Init and Fini Processing - who designed this?

Rod Evans — Tuesday September 27, 2005

Surfing with the Linker-Aliens

Recently we had to make yet another modification to our runtime .init processing to compensate for an undesirable application interaction. I thought an overview of our torturous history of .init processing might be entertaining.

During the creation of a dynamic object, the link-editor ld(1), arranges for any .init and .fini sections to be collected into blocks of code that are executed by the runtime linker ld.so.1(1). These blocks of code are typically used to implement constructors and destructors, or code identified with #pragma init, or #pragma fini.

The original System V ABI was rather vague in regard these sections, stating simply:

        After the dynamic linker has built the process image and performed the
        relocations, each shared object gets the opportunity to execute some
        initialization code.  These initialization functions are called in no
        specific order, but all shared object initializations happen before the
        executable file gains control.

        Similarly, shared objects may have termination functions, which are
        executed with the atexit(3c) mechanism after the base process begins
        its termination sequence. Once again, the order in which the dynamic
        linkers calls termination functions is unspecified.

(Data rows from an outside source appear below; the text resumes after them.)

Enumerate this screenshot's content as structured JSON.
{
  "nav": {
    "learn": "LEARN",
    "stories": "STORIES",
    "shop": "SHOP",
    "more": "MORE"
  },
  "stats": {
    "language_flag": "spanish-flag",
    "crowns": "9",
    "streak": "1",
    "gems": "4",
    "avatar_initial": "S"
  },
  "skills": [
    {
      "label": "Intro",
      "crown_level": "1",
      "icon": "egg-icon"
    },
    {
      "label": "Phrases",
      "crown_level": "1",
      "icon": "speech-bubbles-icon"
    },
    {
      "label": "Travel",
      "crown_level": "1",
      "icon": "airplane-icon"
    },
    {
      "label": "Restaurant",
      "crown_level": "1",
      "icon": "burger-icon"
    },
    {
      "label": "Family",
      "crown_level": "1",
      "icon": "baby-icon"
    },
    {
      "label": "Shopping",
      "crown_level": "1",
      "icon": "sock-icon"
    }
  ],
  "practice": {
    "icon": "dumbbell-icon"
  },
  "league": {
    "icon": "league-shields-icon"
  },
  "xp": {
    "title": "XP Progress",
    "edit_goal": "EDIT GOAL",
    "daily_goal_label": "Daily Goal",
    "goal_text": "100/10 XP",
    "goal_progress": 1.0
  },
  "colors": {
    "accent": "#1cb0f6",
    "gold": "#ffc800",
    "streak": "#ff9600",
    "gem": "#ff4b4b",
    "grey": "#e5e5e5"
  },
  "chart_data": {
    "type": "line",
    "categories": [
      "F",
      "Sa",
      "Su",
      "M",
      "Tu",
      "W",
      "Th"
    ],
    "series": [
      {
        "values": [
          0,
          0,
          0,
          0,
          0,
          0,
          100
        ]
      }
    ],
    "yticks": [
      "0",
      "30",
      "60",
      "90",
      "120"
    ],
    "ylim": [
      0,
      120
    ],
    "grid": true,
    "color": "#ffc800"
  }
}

The system has evolved since this was written, and today there is an expectation that any initialization functions are called before any code within the same object is referenced. This holds true for dependencies of the application and objects that are dynamically added to a process with dlopen(3c). The reverse is expected on process termination, and when objects are removed from the process with dlclose(3c).

Todays processes, language requirements (C++), lazy-loading, together with dlopen(), and dlclose() use, have resulted in a complex .init/.fini execution model that attempts to satisfy a users expectations. However, scenarios can still exist where expectations can not be achieved. Typically, the implementation details of .init/.fini processing aren't something any developers design to. But as the dynamic dependencies of a process change, unforeseen side-effects of this processing can cause problems. Given the complexity of todays processes, these problems can be difficult to detect let alone prepare against.

For the rest of this discussion, let's use .init sections for examples.

At First it was Simple

In the early days of Solaris, .init sections were run in reverse load order, sometimes referred to as reverse breadth first order. If an application had the following dependencies:

        % ldd a.out
                lib1.so.1 =>     /opt/ISV/lib/lib1.so.1
                lib2.so.1 =>     /opt/ISV/lib/lib2.so.1
                libc.so.1 =>     /usr/lib/libc.so.1

then the initialization sequence would be libc.so.1 followed by lib2.so.1 followed by lib1.so.1.

This level of simplicity proved insufficient for calling .init sections in their expected order. All that was required was for a dependency to have its own dependency. For example, if lib1.so.1 had a dependency on lib3.so.1, the load order would reveal:

        % ldd a.out
                lib1.so.1 =>     /opt/ISV/lib/lib1.so.1
                lib2.so.1 =>     /opt/ISV/lib/lib2.so.1
                libc.so.1 =>     /usr/lib/libc.so.1
                lib3.so.1 =>     /opt/ISV/lib/lib3.so.1

The result of this loading was that the .init for lib3.so.1 was called before the system library libc.so.1. In practice this wasn't a big issue back in our very early releases. Although libc.so.1 is typically the dependency of every application and library created, its .init used to contributed little that was required by the .init's of other objects.

Issues really started to arise as C++ and/or threads use started to expand. The libraries libC.so.1 and libthread.so.1, and the C++ objects themselves, had far more complex initialization requirements. It became essential that libC.so.1 and libthread.so.1's .init ran before any other objects .init.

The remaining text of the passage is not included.